Aye, he'd never left Scotland,
but he'd not stayed there either.

He appeared out of nowhere
as if he'd fallen through my letter box
unaddressed, a ship that ran aground,
a dead letter perched mocking on the mantelpiece.

His hands were almost translucent
like the work of ages had worn them out
and within his veins I felt I saw
the ink of every word he'd ever penned.

His exiled mind sought no conscious refuge
and he'd already assumed the telling's worth
was nil, denied its cogent value 
and yielded, scorning pages uninscribed.

When asked, he said, I'd prefer not to write,
decomposing with an endless stare,
his stock suppressed, creative germ subdued
by introspective days of un-penned melancholy. 

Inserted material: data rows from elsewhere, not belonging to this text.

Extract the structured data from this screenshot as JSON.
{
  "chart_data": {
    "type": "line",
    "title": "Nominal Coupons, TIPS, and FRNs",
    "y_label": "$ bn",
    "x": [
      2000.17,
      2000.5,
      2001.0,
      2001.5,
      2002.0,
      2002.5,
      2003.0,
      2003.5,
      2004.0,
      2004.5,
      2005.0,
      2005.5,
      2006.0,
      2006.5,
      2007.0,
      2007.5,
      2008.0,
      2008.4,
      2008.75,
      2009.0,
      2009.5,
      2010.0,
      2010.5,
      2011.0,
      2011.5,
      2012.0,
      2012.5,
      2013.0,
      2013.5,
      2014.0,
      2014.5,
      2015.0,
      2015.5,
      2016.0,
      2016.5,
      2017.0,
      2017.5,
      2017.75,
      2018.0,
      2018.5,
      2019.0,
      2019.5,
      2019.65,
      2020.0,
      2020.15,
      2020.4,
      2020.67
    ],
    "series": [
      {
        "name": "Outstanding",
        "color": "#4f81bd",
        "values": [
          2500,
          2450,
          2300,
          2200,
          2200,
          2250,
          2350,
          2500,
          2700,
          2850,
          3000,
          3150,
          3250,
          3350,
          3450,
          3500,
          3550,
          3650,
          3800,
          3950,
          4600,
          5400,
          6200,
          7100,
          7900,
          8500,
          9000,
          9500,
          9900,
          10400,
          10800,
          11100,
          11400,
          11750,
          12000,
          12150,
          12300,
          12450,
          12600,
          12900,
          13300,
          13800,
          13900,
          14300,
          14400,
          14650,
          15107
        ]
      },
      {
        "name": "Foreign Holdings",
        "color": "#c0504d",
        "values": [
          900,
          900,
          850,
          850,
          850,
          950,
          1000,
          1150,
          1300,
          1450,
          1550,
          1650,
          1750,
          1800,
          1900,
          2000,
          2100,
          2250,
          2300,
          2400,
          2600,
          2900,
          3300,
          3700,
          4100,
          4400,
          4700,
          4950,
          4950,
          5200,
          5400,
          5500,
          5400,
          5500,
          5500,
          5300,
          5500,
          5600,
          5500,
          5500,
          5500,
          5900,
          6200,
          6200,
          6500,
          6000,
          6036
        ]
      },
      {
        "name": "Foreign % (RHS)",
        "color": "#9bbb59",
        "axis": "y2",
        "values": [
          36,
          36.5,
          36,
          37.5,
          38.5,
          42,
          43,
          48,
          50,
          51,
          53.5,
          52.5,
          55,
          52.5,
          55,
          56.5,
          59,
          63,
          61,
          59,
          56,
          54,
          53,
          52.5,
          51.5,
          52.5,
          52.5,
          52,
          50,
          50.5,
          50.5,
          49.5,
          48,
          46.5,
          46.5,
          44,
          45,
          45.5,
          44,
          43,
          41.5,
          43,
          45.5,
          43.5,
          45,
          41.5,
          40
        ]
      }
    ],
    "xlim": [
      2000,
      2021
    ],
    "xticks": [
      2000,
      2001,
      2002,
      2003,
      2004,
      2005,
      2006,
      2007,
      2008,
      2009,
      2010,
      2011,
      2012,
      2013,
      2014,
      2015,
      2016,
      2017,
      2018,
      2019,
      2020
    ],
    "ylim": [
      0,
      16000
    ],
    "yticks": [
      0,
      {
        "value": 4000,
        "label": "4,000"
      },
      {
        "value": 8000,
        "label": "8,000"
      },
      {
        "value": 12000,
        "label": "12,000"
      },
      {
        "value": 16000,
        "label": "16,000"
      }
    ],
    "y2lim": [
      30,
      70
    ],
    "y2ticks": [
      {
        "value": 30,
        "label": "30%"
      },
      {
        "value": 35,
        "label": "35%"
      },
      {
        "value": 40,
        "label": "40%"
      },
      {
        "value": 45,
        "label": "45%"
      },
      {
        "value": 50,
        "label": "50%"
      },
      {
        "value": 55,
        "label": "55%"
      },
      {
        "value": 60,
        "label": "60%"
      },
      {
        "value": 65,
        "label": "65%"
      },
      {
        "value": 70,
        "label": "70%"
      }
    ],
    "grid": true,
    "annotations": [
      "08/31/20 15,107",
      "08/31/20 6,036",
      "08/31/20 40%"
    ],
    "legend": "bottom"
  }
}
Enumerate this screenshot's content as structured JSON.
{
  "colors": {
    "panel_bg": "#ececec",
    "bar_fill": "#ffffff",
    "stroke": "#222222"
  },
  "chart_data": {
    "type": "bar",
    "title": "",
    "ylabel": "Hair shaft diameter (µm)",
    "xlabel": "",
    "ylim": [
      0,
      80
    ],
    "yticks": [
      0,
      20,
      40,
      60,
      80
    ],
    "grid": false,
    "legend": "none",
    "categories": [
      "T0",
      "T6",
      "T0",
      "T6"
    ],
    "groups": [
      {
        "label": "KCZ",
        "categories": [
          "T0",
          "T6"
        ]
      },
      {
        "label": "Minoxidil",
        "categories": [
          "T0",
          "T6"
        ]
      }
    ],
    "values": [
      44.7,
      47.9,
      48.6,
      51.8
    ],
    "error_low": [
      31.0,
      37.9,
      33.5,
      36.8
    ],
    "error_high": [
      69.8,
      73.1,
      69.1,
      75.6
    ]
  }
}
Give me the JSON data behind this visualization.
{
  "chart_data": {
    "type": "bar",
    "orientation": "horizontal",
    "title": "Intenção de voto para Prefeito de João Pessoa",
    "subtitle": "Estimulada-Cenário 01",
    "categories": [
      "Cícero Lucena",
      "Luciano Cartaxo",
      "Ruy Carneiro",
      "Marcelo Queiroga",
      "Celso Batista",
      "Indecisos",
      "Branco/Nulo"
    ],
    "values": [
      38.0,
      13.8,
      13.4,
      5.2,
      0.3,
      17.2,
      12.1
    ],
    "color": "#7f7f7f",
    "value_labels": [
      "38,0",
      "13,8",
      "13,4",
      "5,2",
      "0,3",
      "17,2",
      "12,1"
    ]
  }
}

His skill expelled as if expired,
he leper-like withdrew apart and weakly trod 
his notions' paths between the aisles of day and night,
wrapped in brooding circumstance, despised perhaps

he shunned all grades of fellowship,
unheedful in his sombre gloom of any slight,
my anxious eye, indecent to his sterile muse,
wordlessly rebuffed as he walked alone and mute.

But when he gasped and groped for quill at last
as, veil removed, he felt the shadows part,
where verse in genre crowded through the mist
aboard a vessel captained by his source,

he thought he'd write about his life and tell
a tale of how he'd seen his muse expire,
of sorrow, grief, despair and lack of hope--
before the poet's words resumed their flow.